A total of 7% had a positive COVID-19 antibody test. The racial breakdown of COVID-19 positivity by race is depicted in Figure 1. Although Black EMS personnel only comprised 9% of the cohort, they comprised 18% of those who tested positive for COVID-19. The only univariate analysis that was statistically significant for antibody status was race. Black EMS personnel had 3.94 times the odds of having a positive COVID-19 antibody compared to Whites. (P=0.0012 Pearson correlation, 95%CI 0.0560 – 0.2248).
Black race remained a statistically significant predictor in a multivariate model that included the age, sex, BMI, number of hours of direct patient contact, whether the medic was symptomatic, presence of co-morbidities and whether or not the medic had received a flu shot prior was symptomatic (P=0.0008, 95% CI 0.0621-0.2354).
Discussion
The COVID-19 positivity rate refers to the percentage of people who test positive for the virus out of all those who have been tested.13 It is an important metric to understand the spread of the virus in different communities and populations. When discussing the COVID-19 positivity rate in Black and other marginalized communities, it is crucial to consider various factors such as socio-economic status, access to healthcare, and underlying health conditions, which can significantly impact the rate of positivity.14 Several studies and reports have indicated that Black communities have experienced higher positivity rates compared to other racial and ethnic groups .15 This could be due to a variety of factors including higher exposure risk, limited access to testing, and pre-existing health conditions. Pre-existing health conditions such as hypertension, diabetes, and obesity are more prevalent in Black communities. These conditions can increase the severity of COVID-19 symptoms and may contribute to higher positivity rates. Socio-economic factors such as income, employment, and housing conditions play a significant role in determining the risk of exposure to the virus. Black communities often face socio-economic disparities, leading to higher exposure risk and consequently higher positivity rates.

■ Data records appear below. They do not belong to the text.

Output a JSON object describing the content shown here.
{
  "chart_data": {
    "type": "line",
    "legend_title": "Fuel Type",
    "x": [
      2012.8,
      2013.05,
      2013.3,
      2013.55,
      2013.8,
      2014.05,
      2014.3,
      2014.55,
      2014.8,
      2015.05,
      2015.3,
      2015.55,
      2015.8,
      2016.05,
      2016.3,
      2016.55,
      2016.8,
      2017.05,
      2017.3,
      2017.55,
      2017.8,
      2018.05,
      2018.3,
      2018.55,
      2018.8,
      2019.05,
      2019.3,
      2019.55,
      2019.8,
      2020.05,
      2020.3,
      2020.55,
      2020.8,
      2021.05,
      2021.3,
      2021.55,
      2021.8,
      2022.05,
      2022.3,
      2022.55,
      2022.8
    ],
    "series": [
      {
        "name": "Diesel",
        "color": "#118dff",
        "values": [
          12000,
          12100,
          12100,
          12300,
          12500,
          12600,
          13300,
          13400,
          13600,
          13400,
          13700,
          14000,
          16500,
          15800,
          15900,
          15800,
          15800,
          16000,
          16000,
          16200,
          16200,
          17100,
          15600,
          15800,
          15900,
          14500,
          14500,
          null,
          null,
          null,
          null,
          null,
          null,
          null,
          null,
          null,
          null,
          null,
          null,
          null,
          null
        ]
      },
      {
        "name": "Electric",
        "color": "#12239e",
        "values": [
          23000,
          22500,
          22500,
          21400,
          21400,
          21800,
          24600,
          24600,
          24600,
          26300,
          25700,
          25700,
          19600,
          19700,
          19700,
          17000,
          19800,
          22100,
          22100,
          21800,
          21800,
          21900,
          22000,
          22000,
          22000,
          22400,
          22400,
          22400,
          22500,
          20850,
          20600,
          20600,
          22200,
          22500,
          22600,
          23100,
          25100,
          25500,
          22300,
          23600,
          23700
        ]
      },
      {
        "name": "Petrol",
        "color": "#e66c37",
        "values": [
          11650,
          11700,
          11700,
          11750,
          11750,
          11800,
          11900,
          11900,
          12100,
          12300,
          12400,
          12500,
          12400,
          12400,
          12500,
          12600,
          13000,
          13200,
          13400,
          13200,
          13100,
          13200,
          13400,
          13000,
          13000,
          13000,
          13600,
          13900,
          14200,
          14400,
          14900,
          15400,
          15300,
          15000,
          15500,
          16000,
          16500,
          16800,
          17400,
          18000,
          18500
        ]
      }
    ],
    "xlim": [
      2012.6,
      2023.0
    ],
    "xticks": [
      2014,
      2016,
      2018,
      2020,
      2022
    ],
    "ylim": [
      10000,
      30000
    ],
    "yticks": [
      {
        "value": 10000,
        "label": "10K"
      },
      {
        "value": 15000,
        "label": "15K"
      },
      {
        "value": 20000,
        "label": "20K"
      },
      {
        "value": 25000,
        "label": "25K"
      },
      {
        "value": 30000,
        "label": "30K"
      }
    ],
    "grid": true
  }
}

Access to testing is a significant factor affecting positivity rates. Communities with limited access to testing services may have higher positivity rates as individuals may only get tested when they exhibit severe symptoms.16
Vaccination rates are also an important factor to consider.17 A survey of 58 Black residents in Brooklyn, New York, showed that unvaccinated Black non-Hispanic respondents report significant concerns about vaccine safety and efficacy and have greater mistrust in the vaccine development process.18 Lower vaccination rates in Black communities can lead to higher positivity rates as the population remains more susceptible to the virus. The effectiveness of public health interventions like social distancing, mask mandates, and lockdowns can also impact positivity rates in different communities. Knowledge of the COVID-19 virus is also connected to whether individuals get the vaccine.19 Raising awareness and providing education about preventive measures, testing, and vaccination is crucial in reducing positivity rates in Black communities. Accurate and comprehensive data collection and reporting are essential for understanding the true extent of positivity rates in different communities and for developing targeted interventions.
Conclusion
In a cohort of paramedics actively managing patients, the COVID-19 positivity rate was significantly higher for Blacks compared to whites.